Faire du Gris
Ecoutant voici quelques
jours une émission à la radio sur l'édition, les livres et les revues, j'ai
enfin compris, découvert, une vérité que je soupçonnais sans parvenir à la
faire venir au jour.
Des graphistes, charmants
au demeurant, expliquaient que dans leur jargon de métier, un livre de textes
et d'images, se mettait en pages en planifiant tout d'abord les illustrations,
puis en calculant l'espace accordé à ce qu'ils nommaient " le gris ".

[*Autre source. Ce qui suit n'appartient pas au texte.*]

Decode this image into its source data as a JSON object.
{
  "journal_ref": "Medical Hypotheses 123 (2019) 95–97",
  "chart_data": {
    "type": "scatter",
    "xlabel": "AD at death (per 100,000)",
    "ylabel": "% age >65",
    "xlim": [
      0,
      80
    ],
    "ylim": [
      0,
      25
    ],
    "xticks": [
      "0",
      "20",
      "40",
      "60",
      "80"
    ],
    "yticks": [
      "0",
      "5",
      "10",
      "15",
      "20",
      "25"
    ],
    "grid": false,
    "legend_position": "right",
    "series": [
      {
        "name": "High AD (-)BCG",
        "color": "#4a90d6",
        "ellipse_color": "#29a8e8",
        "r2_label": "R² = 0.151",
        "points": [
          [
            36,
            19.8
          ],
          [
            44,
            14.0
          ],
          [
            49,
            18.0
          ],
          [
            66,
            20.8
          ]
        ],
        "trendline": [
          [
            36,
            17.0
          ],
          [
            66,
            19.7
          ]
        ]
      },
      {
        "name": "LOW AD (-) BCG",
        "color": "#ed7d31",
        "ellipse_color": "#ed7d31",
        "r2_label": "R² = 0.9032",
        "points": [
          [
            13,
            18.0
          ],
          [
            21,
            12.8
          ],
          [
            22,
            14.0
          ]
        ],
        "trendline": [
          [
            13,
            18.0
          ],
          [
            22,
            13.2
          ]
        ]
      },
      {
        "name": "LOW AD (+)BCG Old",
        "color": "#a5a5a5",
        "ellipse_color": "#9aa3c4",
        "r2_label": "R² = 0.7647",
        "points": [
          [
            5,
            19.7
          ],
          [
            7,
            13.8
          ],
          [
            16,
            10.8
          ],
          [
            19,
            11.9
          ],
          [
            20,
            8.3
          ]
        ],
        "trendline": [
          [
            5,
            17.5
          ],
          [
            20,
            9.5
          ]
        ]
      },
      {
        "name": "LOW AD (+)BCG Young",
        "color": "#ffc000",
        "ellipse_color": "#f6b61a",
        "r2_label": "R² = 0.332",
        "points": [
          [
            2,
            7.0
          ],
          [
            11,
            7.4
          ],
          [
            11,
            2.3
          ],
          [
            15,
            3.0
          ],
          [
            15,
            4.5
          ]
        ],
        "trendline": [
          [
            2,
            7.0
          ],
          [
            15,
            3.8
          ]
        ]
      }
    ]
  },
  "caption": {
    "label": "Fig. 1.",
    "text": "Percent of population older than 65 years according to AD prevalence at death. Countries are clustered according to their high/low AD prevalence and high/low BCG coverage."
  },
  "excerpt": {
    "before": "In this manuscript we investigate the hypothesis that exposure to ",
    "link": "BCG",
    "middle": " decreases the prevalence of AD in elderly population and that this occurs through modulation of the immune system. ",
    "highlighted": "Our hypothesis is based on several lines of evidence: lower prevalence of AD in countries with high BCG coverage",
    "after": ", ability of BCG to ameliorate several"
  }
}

Ce fameux gris n'est autre
que le texte pondu par de pauvres tâcherons, dont j'ai fait partie, et qui se
sont en général appliqués à écrire sur un sujet de commande certes et en
général, mais avec tout leur cœur et éventuellement un peu de talent.
Ce gris n'est pas lu pour
la plupart du temps, sauf lorsque le texte est l'œuvre d'un écrivain célèbre,
ce gris ne sert en fait que de faire valoir aux illustrations. Et bien voilà
que j'ai envie aujourd'hui de rendre hommage à tous les faiseurs de gris,
scribouillards de petite main, nègres de toutes les couleurs.
Ces jours de fêtes sont
propices aux cadeaux de beaux livres. Alors je vous en prie, même si la plume
qui accompagne les magnifiques illustrations n'est pas de haute naissance,
lisez un peu du gris qui a coûté de la matière grise au pauvre écrivaillon qui
l'a barbouillé.
Et puis une dernière réflexion qui me vient : il y a encore pire que
d'écrire du gris, c'est écrire du blanc.
A savoir écrire pour rien ni pour personne.